On that note, it was definitely time to head back home, or so I thought and planned. The main metro, bus, and train station in Rome is Termini, and I was right next to it. Easy, right? Oh no! The red line, the one I needed to use to get to my train station, was completely shut down. No more service for the day! What was a girl to do? I was too far away to walk, so… I walked over to the buses and read over their various destinations until I found one that I recognized – the Vatican. Perfect. I hopped it, and there for the next thirty minutes, I wrote my fifth and final journal entry for the day, being only briefly distracted by the crying baby beside me and the Romans’ aversion to personal hygiene, which translates into a disdain for the use of deodorant.
I finally made it home after many more transportation issues. I was completely exhausted from all that I had seen and done throughout the day. I would gladly have gone to sleep for the night right then and there, if Wendy had not set me up for a “blind date” of sorts. Yes, on the very first day that we had arrived at the villa and she had discovered that I was single, she called her friend Francesco, who agreed to meet me this very night. All I knew about Francesco was that he was thirty-seven-years-old, was working on his doctorate in space engineering, and was known for his hearty laugh. Wendy had planned to make homemade pizza for dinner in her outdoor pizza oven, which is quite a time-consuming process. So, I propped my weary head on my hand and willed my eyelids to stay open.
Eventually, Francesco arrived, and we all meshed together perfectly. He, Dan, and I mostly talked together. He was extremely easy to talk to, and his hearty laugh did not disappoint! The pizza and various local wines were served on the patio, all while the evening sunset graced the Italian skyline, and it couldn’t have been more perfect. But then… I mentioned to Francesco that I had accidentally left my flash drive in a computer of an internet café while posting my journal entries earlier in the day. He asked me if I had any personal information stored on it. I honestly replied that I couldn’t remember. He suddenly jumped up and offered to take me into Rome to see if we could retrieve the flash drive right then and there. By this time it was nine o’clock, and I couldn’t believe that I had stayed up this late given that I could have gone to sleep two hours before! I thanked him profusely, but declined the offer. Francesco insisted! Danny knew how tired I was and ran into the villa to get a blanket and a pillow! She threw them in his car and told me to sleep on the way there or sleep on the way back, but that I should definitely go to Rome (can you tell that she is a matchmaker?) Well, I couldn’t fight them both, so into Rome we went – a thirty to forty minute drive. Francesco and I talked nonstop.

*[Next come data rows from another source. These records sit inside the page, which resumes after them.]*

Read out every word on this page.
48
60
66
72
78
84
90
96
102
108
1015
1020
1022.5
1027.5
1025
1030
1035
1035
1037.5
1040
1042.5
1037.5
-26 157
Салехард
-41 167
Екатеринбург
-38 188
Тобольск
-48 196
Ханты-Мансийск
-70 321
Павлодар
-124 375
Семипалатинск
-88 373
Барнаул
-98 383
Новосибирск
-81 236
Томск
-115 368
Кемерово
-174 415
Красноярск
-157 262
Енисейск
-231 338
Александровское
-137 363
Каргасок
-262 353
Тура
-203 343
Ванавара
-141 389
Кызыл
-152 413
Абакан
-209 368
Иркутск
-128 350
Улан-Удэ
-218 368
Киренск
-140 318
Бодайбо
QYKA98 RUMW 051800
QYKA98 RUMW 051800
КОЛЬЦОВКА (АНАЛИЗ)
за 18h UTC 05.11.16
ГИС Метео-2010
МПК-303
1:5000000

Finally, we arrived at the café, and as expected, it was closed. Francesco asked me if I would like to get a cup of coffee. YES! That was exactly what I needed. We walked to a little bistro, sat outside and talked forever – about religion, politics, culture, and philosophy (all the things you are not supposed to!). A beer followed the coffee, and then we discussed our personal histories. Once the café closed, he asked if I felt up to taking a walk, which was the perfect suggestion, so we walked around the Vatican and back again while more stories – both humorous and serious – were exchanged. Finally, in the early hours of the morning, we returned to the villa and said our goodbyes. It was a most enjoyable evening with a most unusual Italian (not your normal slimy kind!). Although I never used the pillow and blanket in the car, I was anxious to use them at last! Good night, dear Rome, or should I say, “Good morning!”